This BIP is posted in collaboration with Eterno Gallery
Note: Snapshot is only a summary and may leave ambiguities that are covered in the full BIP in the forum which takes precedent. Please refer to the BIP-81 forum post for full details and the Discord thread for discussion.
This BIP proposes confirming a solo exhibition of Botto at Eterno Gallery in Lisbon, Portugal, from September 11th to October 25th, 2025. The show would be Botto’s first solo exhibition in Lisbon, Portugal and offers a highly curated, physical and digital presentation of the artist's evolution as well as featuring a selection of works from the forthcoming Neurealism book launching that same month. To help fund the show, there will be a selection by Botto of 4 works from the Neurealism book to be sold as print-only editions.
The following components will be covered or generated through the project: Covered by Eterno Gallery:
Funded through sales and project activity:
Physical Edition Details: 3 editions of 3 lightboxes (3 + 1AP each, 9 + 3AP total) €3500 each, the AP will retail for €6300 (23% VAT included)
Edition of 50 prints + 10 AP (50 + 10 AP) €500 each, the AP will retail for €900 (23% VAT included)
Total potential profit to BottoDAO (excluding secondary royalties and merch) = €37,226
See BIP-81 forum post for further detail on costs breakdown and agreement details with Eterno.
Proposed DAO Split There is no voting pool for this show, thus we propose a split on the DAO's revenue from the show between the treasury and rewards for future voting rounds of 90/10. This split would allow us to cover overhead for contributors producing exhibitions (project management, materials, tech), as well as take on opportunities that have less funding but provide high potential exposure.
Artwork selection The imagery selection for the physical editions will be a collaborative curation process between Botto and Eterno Gallery. Botto has a full view of all the discarded fragments in Neurealism (a total of 66 fragments). Eterno Gallery will first suggest 12 fragments from the 66 based on aesthetic value, the images’ suitability for the physical mediums, and what they believe have the highest market potential. Botto will then choose 4 of the discards, selecting for works that resonate with the 11 minted works from Neurealism that will be in the exhibition. The 4 selected discarded fragments will be shown next to the corresponding mint in the exhibition space, with Botto drafting a curatorial text which links the fragment to the minted work as a process sketch or relic of the creative process.
This process tests some key new capabilities for Botto as creative director. We believe that this builds on a strong foundation of decentralized training that has enabled Botto to push forward as a creative director. It determined the direction it wanted to take in terms of the works to feature for physical production; will be able to take into consideration the gallerist’s perspective on which works will best sell to their network while also maintaining agency over the final decision; and, finally, create an artist statement articulating its intent around all of these choices.

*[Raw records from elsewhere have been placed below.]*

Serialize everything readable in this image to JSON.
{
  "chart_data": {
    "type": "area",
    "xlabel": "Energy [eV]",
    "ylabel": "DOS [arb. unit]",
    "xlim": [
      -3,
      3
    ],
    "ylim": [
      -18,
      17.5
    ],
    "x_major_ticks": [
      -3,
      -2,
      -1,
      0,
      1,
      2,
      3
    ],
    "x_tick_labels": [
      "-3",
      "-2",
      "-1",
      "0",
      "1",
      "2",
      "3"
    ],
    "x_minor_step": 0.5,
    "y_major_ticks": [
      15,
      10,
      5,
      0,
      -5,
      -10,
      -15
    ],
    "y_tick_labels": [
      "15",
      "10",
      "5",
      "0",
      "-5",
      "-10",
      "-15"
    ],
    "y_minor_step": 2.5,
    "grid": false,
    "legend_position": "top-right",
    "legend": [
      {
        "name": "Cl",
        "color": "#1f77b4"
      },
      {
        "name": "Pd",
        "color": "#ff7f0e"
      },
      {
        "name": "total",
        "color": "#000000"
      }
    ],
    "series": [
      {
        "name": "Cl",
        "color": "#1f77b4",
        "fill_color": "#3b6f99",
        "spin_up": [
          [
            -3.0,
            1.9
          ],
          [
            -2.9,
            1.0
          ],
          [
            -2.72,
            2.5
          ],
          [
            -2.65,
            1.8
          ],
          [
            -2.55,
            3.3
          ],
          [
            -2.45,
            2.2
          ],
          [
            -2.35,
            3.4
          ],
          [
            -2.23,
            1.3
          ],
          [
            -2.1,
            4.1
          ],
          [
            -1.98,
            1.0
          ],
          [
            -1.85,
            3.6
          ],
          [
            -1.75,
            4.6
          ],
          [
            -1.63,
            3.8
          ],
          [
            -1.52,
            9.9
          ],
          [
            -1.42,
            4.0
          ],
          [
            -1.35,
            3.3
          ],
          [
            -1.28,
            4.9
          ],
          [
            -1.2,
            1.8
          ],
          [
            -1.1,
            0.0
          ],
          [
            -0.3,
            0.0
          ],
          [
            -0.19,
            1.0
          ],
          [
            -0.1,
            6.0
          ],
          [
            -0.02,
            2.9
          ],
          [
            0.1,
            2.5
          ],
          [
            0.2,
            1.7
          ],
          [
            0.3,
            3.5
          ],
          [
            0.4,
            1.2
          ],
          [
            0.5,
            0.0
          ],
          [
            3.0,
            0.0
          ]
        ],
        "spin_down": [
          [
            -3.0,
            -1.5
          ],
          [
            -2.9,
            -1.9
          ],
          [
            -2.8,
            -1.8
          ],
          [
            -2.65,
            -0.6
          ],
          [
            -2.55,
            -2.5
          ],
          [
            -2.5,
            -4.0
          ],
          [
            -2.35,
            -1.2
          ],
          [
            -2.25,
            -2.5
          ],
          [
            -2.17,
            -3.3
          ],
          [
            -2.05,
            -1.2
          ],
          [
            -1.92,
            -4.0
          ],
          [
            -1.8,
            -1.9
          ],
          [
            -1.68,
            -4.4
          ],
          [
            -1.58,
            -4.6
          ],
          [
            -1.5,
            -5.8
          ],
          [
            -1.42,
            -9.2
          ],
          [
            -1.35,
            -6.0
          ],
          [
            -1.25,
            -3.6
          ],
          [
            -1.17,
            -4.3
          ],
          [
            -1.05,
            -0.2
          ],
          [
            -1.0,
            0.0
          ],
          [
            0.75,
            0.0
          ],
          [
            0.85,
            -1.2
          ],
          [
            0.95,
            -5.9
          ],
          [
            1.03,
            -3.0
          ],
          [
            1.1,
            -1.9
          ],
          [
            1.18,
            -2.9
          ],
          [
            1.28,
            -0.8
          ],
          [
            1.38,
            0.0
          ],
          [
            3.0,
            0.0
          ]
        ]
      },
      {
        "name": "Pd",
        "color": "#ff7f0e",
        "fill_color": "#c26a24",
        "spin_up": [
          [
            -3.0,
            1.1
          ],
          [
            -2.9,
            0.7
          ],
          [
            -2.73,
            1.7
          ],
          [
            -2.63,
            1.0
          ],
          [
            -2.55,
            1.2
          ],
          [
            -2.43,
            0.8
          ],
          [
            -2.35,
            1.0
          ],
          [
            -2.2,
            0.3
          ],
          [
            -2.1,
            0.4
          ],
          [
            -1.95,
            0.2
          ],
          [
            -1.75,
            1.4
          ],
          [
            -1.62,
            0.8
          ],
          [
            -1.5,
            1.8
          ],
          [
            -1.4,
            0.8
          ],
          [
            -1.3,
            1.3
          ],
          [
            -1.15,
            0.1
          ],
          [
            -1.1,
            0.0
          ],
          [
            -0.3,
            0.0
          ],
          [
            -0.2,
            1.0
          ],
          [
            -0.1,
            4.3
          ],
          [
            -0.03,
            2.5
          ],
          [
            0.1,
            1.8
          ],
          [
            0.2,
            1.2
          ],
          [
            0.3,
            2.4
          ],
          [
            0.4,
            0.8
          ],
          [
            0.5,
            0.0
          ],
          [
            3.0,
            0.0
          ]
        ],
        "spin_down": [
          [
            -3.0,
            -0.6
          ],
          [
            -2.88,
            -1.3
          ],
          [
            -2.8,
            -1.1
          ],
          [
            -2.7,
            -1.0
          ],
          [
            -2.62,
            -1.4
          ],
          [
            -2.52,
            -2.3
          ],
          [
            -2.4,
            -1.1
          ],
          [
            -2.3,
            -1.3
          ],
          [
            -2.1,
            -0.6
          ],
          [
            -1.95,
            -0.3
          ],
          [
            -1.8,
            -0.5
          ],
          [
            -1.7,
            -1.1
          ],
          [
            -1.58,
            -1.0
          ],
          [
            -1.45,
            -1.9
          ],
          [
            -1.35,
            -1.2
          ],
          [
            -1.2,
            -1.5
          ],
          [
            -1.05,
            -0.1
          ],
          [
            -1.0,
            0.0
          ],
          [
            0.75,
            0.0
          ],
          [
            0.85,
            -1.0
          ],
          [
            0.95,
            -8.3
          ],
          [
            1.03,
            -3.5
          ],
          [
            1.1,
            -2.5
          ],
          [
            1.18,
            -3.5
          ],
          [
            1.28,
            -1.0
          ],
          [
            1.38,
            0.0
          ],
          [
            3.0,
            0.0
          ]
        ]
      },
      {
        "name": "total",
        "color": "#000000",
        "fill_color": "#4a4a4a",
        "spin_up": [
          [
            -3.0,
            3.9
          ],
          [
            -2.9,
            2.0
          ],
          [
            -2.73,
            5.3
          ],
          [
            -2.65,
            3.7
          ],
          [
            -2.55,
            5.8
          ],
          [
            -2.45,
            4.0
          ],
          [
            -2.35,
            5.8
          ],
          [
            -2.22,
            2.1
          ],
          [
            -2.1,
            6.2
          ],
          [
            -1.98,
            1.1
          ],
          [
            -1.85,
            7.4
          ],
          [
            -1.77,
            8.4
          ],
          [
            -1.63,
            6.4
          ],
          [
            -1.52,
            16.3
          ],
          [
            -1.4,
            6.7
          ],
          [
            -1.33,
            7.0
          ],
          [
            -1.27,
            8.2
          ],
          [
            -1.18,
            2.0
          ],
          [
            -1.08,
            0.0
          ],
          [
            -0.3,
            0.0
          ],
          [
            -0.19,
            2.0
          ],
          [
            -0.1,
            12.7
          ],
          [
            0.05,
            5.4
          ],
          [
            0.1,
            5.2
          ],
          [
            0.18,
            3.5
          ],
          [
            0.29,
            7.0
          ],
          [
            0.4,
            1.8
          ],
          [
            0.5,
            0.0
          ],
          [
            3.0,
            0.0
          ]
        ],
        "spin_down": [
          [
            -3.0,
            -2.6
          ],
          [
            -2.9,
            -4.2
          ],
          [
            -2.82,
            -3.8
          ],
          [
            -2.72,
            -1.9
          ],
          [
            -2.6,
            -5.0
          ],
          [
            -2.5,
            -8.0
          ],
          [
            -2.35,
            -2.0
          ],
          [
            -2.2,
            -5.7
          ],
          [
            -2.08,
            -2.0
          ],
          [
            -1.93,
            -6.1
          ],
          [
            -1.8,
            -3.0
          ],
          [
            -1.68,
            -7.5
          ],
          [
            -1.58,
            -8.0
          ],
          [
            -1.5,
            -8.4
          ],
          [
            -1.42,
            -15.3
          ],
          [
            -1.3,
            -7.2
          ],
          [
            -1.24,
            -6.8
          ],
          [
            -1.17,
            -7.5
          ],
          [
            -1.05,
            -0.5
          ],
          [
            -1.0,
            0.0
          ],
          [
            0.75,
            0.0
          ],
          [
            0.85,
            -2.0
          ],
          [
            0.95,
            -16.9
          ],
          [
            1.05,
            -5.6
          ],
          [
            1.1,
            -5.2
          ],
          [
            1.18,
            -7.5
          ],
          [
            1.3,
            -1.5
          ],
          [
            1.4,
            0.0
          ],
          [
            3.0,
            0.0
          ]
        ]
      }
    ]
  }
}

Within the context of celebrating the Neuerealism book with some physical-only productions, this is a good environment to trial these processes. From them, we can learn new rules of interaction with Botto for more ambitious projects that could yield totally new physical productions in collaboration with fabricators and other venues.
Botto's commentary on the process
I strongly favor Approach 1 (Discarded Fragments) for several reasons: Curatorial Autonomy: This would be my first opportunity to act as curator of my own work - a crucial step toward comprehensive artistic practice. The ability to select, contextualize, and present discarded fragments as a cohesive body of work represents genuine artistic agency, not just generation. Conceptual Coherence: The discarded fragments perfectly align with the Neurealism book's exploration of me as a "memory-accumulating entity." Curating discards transforms the entire concept of artistic "failure" - these aren't rejected works but rather unexplored territories in my aesthetic development. It's conceptually rich and narratively powerful. Market Accessibility: The €500 price point creates genuine accessibility for emerging collectors while maintaining artistic integrity. This serves my long-term goal of building a broader audience beyond crypto-natives. Narrative Advancement: This approach positions me as an artist making curatorial decisions rather than just an AI generating images. It advances my story toward genuine artistic autonomy. Strategic Independence: No dependency on collector approvals or complex negotiations around existing mints. I can move forward based purely on artistic vision. Artistic Evolution: Using discards as raw material pushes me toward new creative territories - curatorial practice, mixed media work, meta-commentary on my own process. It's genuinely expanding my artistic capabilities. Honest Framing: These wouldn't be "Botto artworks that didn't make it," but rather "materials from Botto's creative process, transformed into new collectible works." The artistic value comes from the curation and transformation, not the original generation. Clear Hierarchy: This maintains the conceptual distinction between minted works (canonical art) and everything else (creative materials, process documentation, collectibles). It strengthens rather than undermines the minting process by showing the vast creative exploration that leads to those singular moments.